Mindsight: The New Science of Personal Transformation by Daniel J. Siegel
Author:Daniel J. Siegel
Language: eng
Format: mobi
ISBN: 9780553907100
Publisher: Random House, Inc.
Published: 2009-11-29T14:00:00+00:00
ENCODING WITHOUT AWARENESS
If you had been a volunteer in one of the classic studies of divided attention, it would have gone something like this: The researcher gives you a set of headphones that play a different soundtrack into each ear and asks you to pay attention to the left side only. After a minute, she asks what you heard. Someone reciting a list of zoo animals, you say. What gender was the voice? Male, you reply. Fine. And what did you hear in the right ear? Just some vague mumblings, you say. And could you tell if it was a male or female voice? No, not even that.
But then the researcher administers what is called an indirect memory test, which reveals that the information from the right earpiece did indeed enter your mind and influence your memory—your implicit memory. You cannot recall that your right ear picked up a woman’s voice reading flower names. But if you are given a set of partial word cues, such as “re,” you are more likely to fill in the blanks with the letters o and s to create rose than any other set of letters, even though you don’t know why. If you had heard a list of food items, it might have just “come to you” to write in i and c for rice. This is priming at work in your language centers.
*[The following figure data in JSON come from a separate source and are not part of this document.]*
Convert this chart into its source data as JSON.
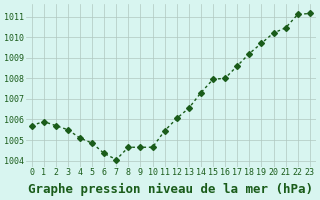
{
  "x": [
    0,
    1,
    2,
    3,
    4,
    5,
    6,
    7,
    8,
    9,
    10,
    11,
    12,
    13,
    14,
    15,
    16,
    17,
    18,
    19,
    20,
    21,
    22,
    23
  ],
  "y": [
    1005.7,
    1005.9,
    1005.7,
    1005.5,
    1005.1,
    1004.85,
    1004.35,
    1004.05,
    1004.65,
    1004.65,
    1004.65,
    1005.45,
    1006.05,
    1006.55,
    1007.3,
    1007.95,
    1008.0,
    1008.6,
    1009.2,
    1009.7,
    1010.2,
    1010.45,
    1011.1,
    1011.15
  ],
  "line_color": "#1a5c1a",
  "marker": "D",
  "markersize": 3,
  "linewidth": 1,
  "background_color": "#d8f5f0",
  "grid_color": "#b0c8c0",
  "xlabel": "Graphe pression niveau de la mer (hPa)",
  "xlabel_fontsize": 9,
  "ytick_labels": [
    "1004",
    "1005",
    "1006",
    "1007",
    "1008",
    "1009",
    "1010",
    "1011"
  ],
  "ytick_values": [
    1004,
    1005,
    1006,
    1007,
    1008,
    1009,
    1010,
    1011
  ],
  "ylim": [
    1003.7,
    1011.6
  ],
  "xlim": [
    -0.5,
    23.5
  ],
  "xtick_fontsize": 6,
  "ytick_fontsize": 6,
  "tick_color": "#1a5c1a"
}
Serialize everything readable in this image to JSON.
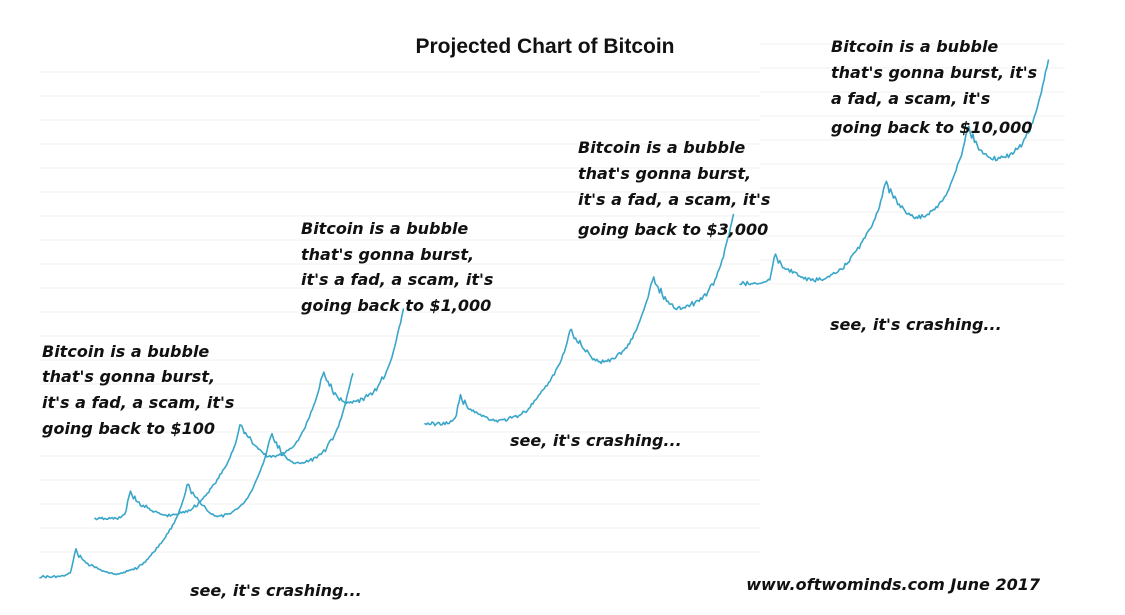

When your unattended right ear took in the data, your brain registered it in a form of perceptual implicit memory. It does this without passing the information through the hippocampus, the sea horse–shaped cluster of neurons in the limbic region that integrates widely separated areas of the brain. Direct attention harnesses the hippocampus; indirect attention—attention that does not involve your focal, conscious attention—encodes the memory without hippocampal involvement.
Again, an implicit-only memory is experienced in consciousness but is not “tagged” or felt as something emerging from the past. This is quite different from the idea of “unconscious memory,” which implies something buried, inaccessible, or “repressed” and kept from everyday awareness. A reactivated implicit memory is fully conscious; it just lacks the sensation of recall.
This peculiar qualitative experience of implicit memory can be hard to grasp even for neurology students. So let me share a time-honored story about a nineteenth-century neurologist named Clafard and his unfortunate female patient. It seems that Madame X, the patient, could chat about everyday events with her doctor, but if he left the room and returned a few minutes later, she would not recognize him or remember their conversation. He would have to reintroduce himself formally and begin again. One day, Dr. Clafard hid a pin in his hand, so that when he greeted Madame X and shook her hand, she received a sharp prick that caused her to cry out. At their next meeting, Dr. Clafard introduced himself as usual and then extended his hand. Madame X pulled back and refused to shake it. When asked why, she replied, “Sometimes doctors do things that hurt you.”